Speaking of handbooks, I can’t think of any duller reading material than an employee handbook. I don’t think I’ve ever really read it until yesterday. I needed to dive in to find out details about taking leave once our placement arrives.
Both my wife and I need to continue to work once we receive our placement. Finances dictate that. Oh, how great it would be for her to be a stay-at-home mom. But, we can’t, at least not in the near future. However, when the child arrives, we will be taking a few days off to have time to bond and adjust to each other.
Fortunately, I haven’t been that sick over the years and I’ve amassed a healthy pile of sick leave. Vacation’s another story. Going to Israel last year cleaned house and we’ve got another big family trip on the horizon this spring (hopefully with a child!).

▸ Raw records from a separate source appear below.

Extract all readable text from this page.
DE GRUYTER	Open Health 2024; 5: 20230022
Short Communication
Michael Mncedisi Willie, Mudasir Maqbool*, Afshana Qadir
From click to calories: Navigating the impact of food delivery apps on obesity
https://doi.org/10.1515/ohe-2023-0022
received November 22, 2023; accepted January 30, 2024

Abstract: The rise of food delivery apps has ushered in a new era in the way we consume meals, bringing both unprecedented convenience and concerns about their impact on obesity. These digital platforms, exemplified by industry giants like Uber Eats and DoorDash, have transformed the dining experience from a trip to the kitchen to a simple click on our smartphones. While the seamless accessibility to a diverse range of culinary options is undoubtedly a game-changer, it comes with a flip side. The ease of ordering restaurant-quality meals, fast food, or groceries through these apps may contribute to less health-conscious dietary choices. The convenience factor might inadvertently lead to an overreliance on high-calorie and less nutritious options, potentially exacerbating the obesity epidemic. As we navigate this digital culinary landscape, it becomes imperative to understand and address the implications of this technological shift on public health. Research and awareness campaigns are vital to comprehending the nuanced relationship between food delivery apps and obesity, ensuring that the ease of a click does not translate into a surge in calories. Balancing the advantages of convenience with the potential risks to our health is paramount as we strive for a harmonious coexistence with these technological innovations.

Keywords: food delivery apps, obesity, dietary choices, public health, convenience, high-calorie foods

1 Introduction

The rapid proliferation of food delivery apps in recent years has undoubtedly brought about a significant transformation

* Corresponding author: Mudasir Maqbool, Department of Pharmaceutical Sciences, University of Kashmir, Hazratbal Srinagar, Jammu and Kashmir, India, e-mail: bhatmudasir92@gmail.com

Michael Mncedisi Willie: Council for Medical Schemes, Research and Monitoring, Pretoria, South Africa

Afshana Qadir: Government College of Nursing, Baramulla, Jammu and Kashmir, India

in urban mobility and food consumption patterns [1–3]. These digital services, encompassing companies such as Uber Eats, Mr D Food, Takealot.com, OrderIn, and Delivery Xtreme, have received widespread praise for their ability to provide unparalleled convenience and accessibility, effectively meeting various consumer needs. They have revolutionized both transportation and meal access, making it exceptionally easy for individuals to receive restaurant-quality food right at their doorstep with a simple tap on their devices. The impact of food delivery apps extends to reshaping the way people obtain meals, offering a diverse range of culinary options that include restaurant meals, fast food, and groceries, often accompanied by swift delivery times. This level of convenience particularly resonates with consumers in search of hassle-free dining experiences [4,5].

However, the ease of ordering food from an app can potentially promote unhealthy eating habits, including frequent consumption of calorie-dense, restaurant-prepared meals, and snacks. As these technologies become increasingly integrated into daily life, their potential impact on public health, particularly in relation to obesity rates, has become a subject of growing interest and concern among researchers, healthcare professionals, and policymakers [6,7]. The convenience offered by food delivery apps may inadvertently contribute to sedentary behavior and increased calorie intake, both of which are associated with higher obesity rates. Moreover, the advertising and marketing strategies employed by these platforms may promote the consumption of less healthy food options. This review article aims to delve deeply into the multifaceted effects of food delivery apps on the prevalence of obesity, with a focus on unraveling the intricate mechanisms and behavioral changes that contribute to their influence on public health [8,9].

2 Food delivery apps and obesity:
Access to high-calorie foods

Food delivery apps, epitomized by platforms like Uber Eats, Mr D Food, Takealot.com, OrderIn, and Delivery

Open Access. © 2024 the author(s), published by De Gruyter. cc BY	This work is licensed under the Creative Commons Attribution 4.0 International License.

After reading up on our company’s policy on Foster Care, I saw only one obscure reference in the section about FMLA. A little confused, I e-mailed HR. It was at the tail end of a Friday, but next thing I knew the HR director popped into my office (somedays, I really like where I work) to get everything straightened out.
I’m glad we talked, becasue now I have a great understanding about FMLA and how leave works and all kinds of HR stuff that confused me greatly before. Long and short of it, for anything involving the child (adjustment period, court, planning meetings, dr’s appts, etc.), my company will let me use up any of my accrued leave before any unpaid leave kicks in.
He even said that we can work out alternative working schedules if needed and that I would qualify for voluntary leave donation if we get to the point where I’d have to look at unpaid time. This was great and unexpected news as we don’t have the best of benefits here; however this information was quite welcomed and very, very much appreciated!
Now, well see what my wife’s company has to say. I feel like one more thing has been crossed off the list and settled. Simple things like knowing about leave go a long ways toward making sure your head’s in the game before facing so many other unknowns.